Lübnan hükümeti, cumartesi günü, Lübnan'da son 13 yılın en iyi turizm sezonunun yaşandığı bir dönemde kardeş Arap ülkelerine hiç vakit kaybetmeden Lübnan'daki durumla ilgili garantiler vermeye ve bunun yansımalarını kontrol altına almaya çalıştı. Lübnan Başbakanlığı tarafından, Başbakan Mikati'nin Suudi Arabistan, Kuveyt ve (daha sonra başka bir uyarıda daha bulunmayan) Almanya büyükelçiliklerinin yaptığı uyarılara ilişkin gelişmeleri Dışişleri Bakanı Abdullah Buhabib ve İçişleri Bakanı Bessam Mevlevi ile takip ettiğini bildirilen bir açıklama yapıldı. Açıklamaya göre ordu ve güvenlik kurumlarının yetkilileriyle yapılan görüşmeler sonucunda, mevcut veriler genel olarak güvenlik durumunda ‘endişe ve panik için bir sebep olmadığı’ görüldü.

Lübnan'ın güneyindeki Sayda kentinde Filistinlilerin kaldığı Ayn el-Helva Mülteci Kampı'ndaki olaylarla ilgili siyasiler ve güvenlik yetkilileriyle yapılan görüşmelerde ileriye yönelik adımlar atıldığı belirtilen açıklamada, genel istikrarı sağlamak ve güvenliğin bozulmasını ya da Arap ve yabancı ülkelerin vatandaşlarının, ülke sakinlerinin ve turistlerin hedef alınmasını önlemek için durumun yakından takip edildiği kaydedildi.

Başbakan Mikati, Dışişleri Bakanı Buhabib'i Lübnan’daki vatandaşlarının güvenliği konusunda kendilerine garantiler vermek üzere kardeş Arap ülkeleriyle iletişim kurması için görevlendirdi. Başbakan Mikati, İçişleri Bakanı Mevlevi'den, Lübnan'ın bu gergin bölgesel koşullarda karşılaşabileceği zorlukların ele alınması ve tüm bölgelerde güvenliği sağlayacak uygun kararların verilmesi amacıyla Merkezi Güvenlik Konseyi'ni toplantıya çağırmasını istedi.
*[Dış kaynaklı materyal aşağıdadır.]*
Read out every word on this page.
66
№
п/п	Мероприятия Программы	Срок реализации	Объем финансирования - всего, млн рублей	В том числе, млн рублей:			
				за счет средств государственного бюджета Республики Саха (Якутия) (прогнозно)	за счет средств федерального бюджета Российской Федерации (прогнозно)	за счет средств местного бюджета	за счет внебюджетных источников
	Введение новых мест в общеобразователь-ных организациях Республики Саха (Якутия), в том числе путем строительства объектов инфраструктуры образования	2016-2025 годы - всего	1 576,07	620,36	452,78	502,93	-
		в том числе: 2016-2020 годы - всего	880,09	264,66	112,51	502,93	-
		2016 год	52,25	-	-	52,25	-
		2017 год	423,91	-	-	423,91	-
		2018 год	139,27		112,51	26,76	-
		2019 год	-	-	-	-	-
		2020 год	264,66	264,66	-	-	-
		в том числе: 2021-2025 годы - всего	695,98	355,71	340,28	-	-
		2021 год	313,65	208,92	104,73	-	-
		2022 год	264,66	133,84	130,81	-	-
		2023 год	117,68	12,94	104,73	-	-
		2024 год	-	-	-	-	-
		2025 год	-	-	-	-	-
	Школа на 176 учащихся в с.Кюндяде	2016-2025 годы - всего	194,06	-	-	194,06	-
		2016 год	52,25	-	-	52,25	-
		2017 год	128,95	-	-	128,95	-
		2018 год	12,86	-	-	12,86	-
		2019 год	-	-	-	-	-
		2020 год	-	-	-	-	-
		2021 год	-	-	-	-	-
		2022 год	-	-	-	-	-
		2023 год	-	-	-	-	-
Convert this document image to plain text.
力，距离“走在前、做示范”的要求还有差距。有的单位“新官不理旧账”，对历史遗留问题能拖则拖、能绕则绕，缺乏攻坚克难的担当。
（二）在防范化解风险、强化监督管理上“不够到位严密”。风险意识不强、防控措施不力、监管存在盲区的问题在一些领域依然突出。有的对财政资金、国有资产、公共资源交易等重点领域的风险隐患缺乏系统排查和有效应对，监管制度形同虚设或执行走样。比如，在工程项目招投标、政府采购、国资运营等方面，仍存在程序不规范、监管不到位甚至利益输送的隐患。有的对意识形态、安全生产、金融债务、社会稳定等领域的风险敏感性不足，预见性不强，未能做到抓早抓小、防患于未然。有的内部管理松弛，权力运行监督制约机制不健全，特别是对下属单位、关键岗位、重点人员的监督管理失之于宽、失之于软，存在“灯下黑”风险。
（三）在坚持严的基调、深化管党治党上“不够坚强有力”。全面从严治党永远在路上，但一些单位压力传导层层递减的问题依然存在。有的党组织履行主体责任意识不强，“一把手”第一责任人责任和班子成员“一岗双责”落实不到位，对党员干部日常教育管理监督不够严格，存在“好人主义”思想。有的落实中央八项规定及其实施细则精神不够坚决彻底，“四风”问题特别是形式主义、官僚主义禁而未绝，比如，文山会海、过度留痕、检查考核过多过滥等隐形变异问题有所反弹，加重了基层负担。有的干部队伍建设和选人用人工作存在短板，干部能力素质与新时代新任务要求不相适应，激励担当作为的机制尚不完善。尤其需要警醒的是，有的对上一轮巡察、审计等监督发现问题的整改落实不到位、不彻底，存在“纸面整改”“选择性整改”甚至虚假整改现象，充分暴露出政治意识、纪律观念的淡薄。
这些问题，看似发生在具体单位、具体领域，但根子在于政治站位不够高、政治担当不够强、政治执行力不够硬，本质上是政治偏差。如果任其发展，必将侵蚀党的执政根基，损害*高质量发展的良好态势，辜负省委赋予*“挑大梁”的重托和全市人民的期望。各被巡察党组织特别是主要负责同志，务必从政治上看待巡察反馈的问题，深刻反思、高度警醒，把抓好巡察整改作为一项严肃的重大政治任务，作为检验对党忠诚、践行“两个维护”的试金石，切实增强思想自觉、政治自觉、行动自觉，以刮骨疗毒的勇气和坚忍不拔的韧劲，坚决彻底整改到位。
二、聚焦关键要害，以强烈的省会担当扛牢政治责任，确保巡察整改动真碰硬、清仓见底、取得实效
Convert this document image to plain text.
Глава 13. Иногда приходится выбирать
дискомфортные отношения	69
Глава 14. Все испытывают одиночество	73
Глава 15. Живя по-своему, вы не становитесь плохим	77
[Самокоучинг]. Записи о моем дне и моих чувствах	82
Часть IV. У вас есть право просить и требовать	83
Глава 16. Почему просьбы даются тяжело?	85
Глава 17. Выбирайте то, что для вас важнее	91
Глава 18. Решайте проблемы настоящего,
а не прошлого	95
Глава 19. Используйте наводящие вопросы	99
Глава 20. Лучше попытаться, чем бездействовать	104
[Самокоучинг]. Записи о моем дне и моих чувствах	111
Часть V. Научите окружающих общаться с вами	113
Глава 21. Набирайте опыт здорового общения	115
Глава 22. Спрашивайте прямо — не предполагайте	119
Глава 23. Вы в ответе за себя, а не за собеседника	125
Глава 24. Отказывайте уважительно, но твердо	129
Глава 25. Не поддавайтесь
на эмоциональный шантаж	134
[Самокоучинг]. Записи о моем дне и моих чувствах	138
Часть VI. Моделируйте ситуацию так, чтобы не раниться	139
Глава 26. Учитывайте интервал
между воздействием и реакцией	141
Başbakanlık açıklamasında, Almanya’nın Beyrut Büyükelçiliği'nin Lübnan'daki vatandaşlarına yaptığı uyarıya değinildi. Ancak Başbakanlığın açıklamasının ardından Almanya’nın Beyrut Büyükelçiliği'nden yapılan açıklamada, söylentilerin aksine Almanya'nın şu an vatandaşlarından Lübnan’dan ayrılmalarını istemediği belirtilerek, “Almanya vatandaşlarını Lübnan’a seyahat tavsiyelerine uymaya davet ediyoruz” denildi.

Lübnan'ın güneyindeki Sayda kentinde Filistinlilerin kaldığı Ayn el-Helva Mülteci Kampı'ndaki El Fetih üyeleri ile içlerinde radikallerin de olduğu İslamcı gruplar arasında günlerce süren silahlı çatışmaların ardından bazı ülkeler Lübnan’daki vatandaşlarına ülkeyi terk etmeleri ve Lübnan’a seyahat etmemeleri uyarısında bulunmuştu. Şarku’l Avsat’ın edindiği bilgiye göre ateşkes ilan edilen ve bu ateşkese uyulduğu görülen Ayn el-Helva Mülteci Kampı’nda göreli bir sakinlik hâkim.

Öte yandan Lübnan Genelkurmay Başkanlığı tarafından yapılan açıklamada, Ayn el-Helva Mülteci Kampı’na askeri operasyon başlatmaya hazırlanıldığı iddiaları yalanlanırken, ordunun ‘kamptaki güvenlik durumunu yakından takip ettiği’ vurgulandı.